App Implementation Manager
New York, NY
Build the future of Streaming Media with us! We are the team that architects, codifies, owns and operates the scalable and resilient infrastructure that powers HBO's flagship streaming products HBO Max and HBO Go. Our products are enjoyed by millions of customers around the world. We are software engineers with a passion for infrastructure, automation, tooling and security. Building reliability, performance and security into our streaming products is our mission. We are evangelists for infrastructure as code, continuous delivery, operational visibility, and strongly believe that automation is the key to delivering reliable systems. We are looking for a senior engineer to help us expand our infrastructure as code efforts across our engineering organization and also be a core lead in helping us architect and deliver HBO Max on global scale!

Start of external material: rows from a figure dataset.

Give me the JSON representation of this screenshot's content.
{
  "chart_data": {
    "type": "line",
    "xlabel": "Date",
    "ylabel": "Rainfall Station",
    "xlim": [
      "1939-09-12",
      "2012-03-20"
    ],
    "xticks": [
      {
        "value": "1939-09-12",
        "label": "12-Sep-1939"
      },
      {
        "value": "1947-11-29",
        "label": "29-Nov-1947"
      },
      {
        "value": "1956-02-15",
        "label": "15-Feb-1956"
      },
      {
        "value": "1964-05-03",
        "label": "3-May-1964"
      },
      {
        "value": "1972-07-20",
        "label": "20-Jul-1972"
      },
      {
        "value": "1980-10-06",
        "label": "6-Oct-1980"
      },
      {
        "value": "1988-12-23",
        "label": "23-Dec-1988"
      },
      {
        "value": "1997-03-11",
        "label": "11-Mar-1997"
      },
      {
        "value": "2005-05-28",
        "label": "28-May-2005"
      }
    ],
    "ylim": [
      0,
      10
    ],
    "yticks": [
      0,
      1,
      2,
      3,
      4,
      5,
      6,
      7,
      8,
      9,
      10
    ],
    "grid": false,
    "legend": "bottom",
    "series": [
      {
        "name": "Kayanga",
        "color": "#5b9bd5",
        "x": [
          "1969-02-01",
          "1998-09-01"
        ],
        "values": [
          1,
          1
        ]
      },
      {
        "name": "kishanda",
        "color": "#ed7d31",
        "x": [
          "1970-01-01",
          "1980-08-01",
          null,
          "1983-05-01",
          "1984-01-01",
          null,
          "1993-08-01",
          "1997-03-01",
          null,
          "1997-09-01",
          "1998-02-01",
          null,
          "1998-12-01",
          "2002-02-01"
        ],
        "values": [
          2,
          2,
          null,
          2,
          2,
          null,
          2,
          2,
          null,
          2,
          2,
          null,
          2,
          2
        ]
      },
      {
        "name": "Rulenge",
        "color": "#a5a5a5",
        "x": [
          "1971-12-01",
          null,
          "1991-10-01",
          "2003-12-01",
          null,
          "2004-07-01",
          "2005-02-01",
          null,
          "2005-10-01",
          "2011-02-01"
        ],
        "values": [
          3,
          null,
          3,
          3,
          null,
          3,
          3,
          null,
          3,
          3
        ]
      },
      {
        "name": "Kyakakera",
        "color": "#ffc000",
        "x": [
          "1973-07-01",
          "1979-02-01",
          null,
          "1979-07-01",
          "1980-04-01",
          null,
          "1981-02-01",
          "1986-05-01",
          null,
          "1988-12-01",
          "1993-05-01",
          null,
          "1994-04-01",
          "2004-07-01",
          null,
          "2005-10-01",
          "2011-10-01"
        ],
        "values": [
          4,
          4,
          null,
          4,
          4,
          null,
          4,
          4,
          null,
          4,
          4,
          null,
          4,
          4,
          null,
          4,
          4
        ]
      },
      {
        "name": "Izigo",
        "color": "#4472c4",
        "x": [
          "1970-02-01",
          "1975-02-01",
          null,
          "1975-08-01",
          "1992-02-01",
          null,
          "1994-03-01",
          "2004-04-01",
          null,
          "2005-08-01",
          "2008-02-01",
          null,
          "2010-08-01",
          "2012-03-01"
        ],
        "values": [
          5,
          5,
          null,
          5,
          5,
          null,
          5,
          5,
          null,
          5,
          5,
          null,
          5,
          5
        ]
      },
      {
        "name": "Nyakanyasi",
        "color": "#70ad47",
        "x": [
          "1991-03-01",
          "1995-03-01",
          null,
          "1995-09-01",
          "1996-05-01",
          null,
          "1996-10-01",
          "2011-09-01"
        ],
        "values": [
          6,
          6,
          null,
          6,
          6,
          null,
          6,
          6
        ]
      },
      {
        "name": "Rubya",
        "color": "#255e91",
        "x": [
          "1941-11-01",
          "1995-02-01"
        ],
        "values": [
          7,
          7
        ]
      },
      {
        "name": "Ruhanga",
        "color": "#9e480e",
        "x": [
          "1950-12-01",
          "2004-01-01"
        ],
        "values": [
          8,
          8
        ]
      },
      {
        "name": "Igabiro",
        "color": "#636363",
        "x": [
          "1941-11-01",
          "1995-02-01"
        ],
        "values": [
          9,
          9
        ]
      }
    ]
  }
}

As a Senior Software Engineer on WarnerMedia's Cloud Application Engineering team, you will design, code, scale and support for the global Cloud infrastructure of HBO's flagship OTT streaming platforms, along with the core applications and tooling that supports it. You will create robust, repeatable processes and automation to safeguard our customer experience as well as increase efficiency of our applications and team. Passion for learning, collaboration and fun is a must!
• Architect, codify and build out the international infrastructure platform for HBO Max, expanding and adapting our existing platform to a global audience.
• Champion best practices and uphold a culture that is committed to quality, test driven development and repeatable processes through automation and infrastructure as code, influencing not only our team, but also our client development and API engineering teams.
• Develop and support core functionality and components to support traffic shaping/routing.
• Build security into our systems and infrastructure to avert disruption and maintain uptime.
• Design & develop tooling that ensures resiliency and redundancy for our infrastructure with an eye towards reducing mean time to recovery in failure scenarios. Passion for making production deployments and severity events boring and uneventful.
• Review project objectives and determine best technologies for implementation. Review and evaluate emerging technologies.
• Ensure clear/straightforward design and comprehensive documentation of code. Look for ways to continually improve current codebase and test suite with each commit.
• Collaborate with other world-class software engineers across HBO to deliver ground-breaking content and features for the future of streaming media. Be a trusted resource across our software development teams for Cloud and IaC best practices.
• Share knowledge, mentor and grow more junior staff.
• Develop tooling and services that provide real time insight into service and system health for a large distributed system.
• Deftly balance between the architectural requirements for normal day-to-day operations vs unprecedented streaming events such as Game of Thrones finale and premieres.
• Strive for operational excellence by participating in an on-call rotation as well as contributing to our incident management and blameless post-mortem processes.
• 5+ years of experience building and operating large-scale, highly available applications in a cloud environment with broad exposure to AWS architecture, networking and cloud security practices
• Solid experience in designing, implementing and supporting container-based public cloud platforms with IaaS (AWS, Azure) and Kubernetes/Docker
• Solid Linux experience and experience with DevOps/Infrastructure as Code tooling such as Terraform and configuration management tools like Ansible
• Experience in systems engineering and operations, especially for systems that are multi-region or datacenter, and are designed for resiliency and scalability
• Experience in managing the container lifecycle in a service-oriented infrastructure
• Expert level software development experience writing large, distributed applications/services in languages such as NodeJS, Python, GoLang or Java
• Experience in monitoring and telemetry: Telegraf, Grafana, InfluxDB, and Prometheus
• Solid understanding of how the internet works and operates, particularly in client/server transactions with a keen knowledge of HTTP, DNS, REST, etc.
• Experience creating automated tests as part of the development lifecycle. Passion for test driven development.
• Full working knowledge of Git version control
• A passion for learning, sharing knowledge, mentoring, and working in a team setting with engineers of varying levels of experience
The Nice to Haves
• Experience with Amazon EKS architecture and operations
• Familiarity with automated infrastructure testing using tools such as Serverspec, AWSpec, or Terratest
• Experience with observability tools such as log aggregation (Splunk/ELK), time series databases (Prometheus/Graphite) and Distributed Tracing
• Experience creating SLAs, SLOs, and SLIs for web-based services
• Exclusive WarnerMedia events and advance screenings
• Paid time off every year to volunteer
• Access to well-being tools, resources, and freebies
• Access to in-house learning and development resources
• Part of the WarnerMedia family of powerhouse brands
WarnerMedia is a leading media and entertainment company that creates and distributes premium and popular content from a diverse array of talented storytellers and journalists to global audiences through its consumer brands including: HBO, HBO Now, HBO Max, Warner Bros., TNT, TBS, truTV, CNN, DC Entertainment, New Line, Cartoon Network, Adult Swim, Turner Classic Movies and others.